At February 28, 2012 at 2:26 PM , Anonymous Leslicollins said...

You're such a poetic soul.

 
At February 28, 2012 at 4:12 PM , Anonymous jaum said...

You really get the feel of late winter here... Anticipation, Hopes for the summer season... Got an email today from my favorite seed company. Their in the mail... But I doubt if my enthusiasm is as great as yours... Like I won't open a packet.. (at least I don't think so) and won't admit it if I do!

 
At February 28, 2012 at 5:47 PM , Anonymous kgwaite said...

My seeds are on their way! And my little garden is ready. Can't wait!

 
At February 28, 2012 at 5:47 PM , Anonymous kgwaite said...

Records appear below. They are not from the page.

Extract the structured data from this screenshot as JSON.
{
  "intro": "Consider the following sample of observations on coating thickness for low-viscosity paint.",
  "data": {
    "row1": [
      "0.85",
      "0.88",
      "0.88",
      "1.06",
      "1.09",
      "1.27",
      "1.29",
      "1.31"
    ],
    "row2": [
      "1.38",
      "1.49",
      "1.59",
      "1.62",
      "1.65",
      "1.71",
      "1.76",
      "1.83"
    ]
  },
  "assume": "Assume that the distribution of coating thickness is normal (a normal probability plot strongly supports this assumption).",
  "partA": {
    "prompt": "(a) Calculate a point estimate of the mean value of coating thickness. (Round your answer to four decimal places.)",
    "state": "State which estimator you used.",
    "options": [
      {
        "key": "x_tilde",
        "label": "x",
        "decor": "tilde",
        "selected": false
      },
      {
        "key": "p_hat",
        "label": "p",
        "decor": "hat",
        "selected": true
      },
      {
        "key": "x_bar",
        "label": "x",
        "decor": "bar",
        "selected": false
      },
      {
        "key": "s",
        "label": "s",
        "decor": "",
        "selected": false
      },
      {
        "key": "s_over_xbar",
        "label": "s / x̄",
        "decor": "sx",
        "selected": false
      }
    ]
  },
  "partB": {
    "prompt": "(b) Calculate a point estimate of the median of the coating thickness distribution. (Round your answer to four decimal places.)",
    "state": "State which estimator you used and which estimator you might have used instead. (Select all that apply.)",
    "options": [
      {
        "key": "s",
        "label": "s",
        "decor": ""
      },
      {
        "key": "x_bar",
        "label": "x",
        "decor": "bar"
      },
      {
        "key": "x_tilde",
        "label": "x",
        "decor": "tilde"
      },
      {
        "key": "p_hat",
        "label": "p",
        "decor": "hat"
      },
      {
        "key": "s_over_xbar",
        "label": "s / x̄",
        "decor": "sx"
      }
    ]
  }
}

I could say the same about you. I've seen your photographs.

 
At February 28, 2012 at 7:57 PM , Anonymous Elizabeth Young said...

Hope springs eternal! And isn't it this very hope that gives us the will to keep going, to keep sewing and waiting and believing for better days? Great post.

 
At February 29, 2012 at 9:44 AM , Anonymous kgwaite said...

Thanks, Elizabeth!

 
At February 29, 2012 at 2:46 PM , Anonymous Rebecca said...

We had unseasonal warm weather my way for winter. It was like spring most of the time! One little cover of snow is all we had for the winter. As for planting, my sister had the golden touch for that. She'd plant every type of vegetable she could and each summer I'd get tons of tomatoes and cucumbers and corn and peppers. I've never planted but always wish I had the touch. Perhaps this spring I'll start with one little pot and see what happens. I liked this post....

 
At March 1, 2012 at 4:03 AM , Anonymous kgwaite said...

Thank you, Rebecca! Wishing you well with your future garden!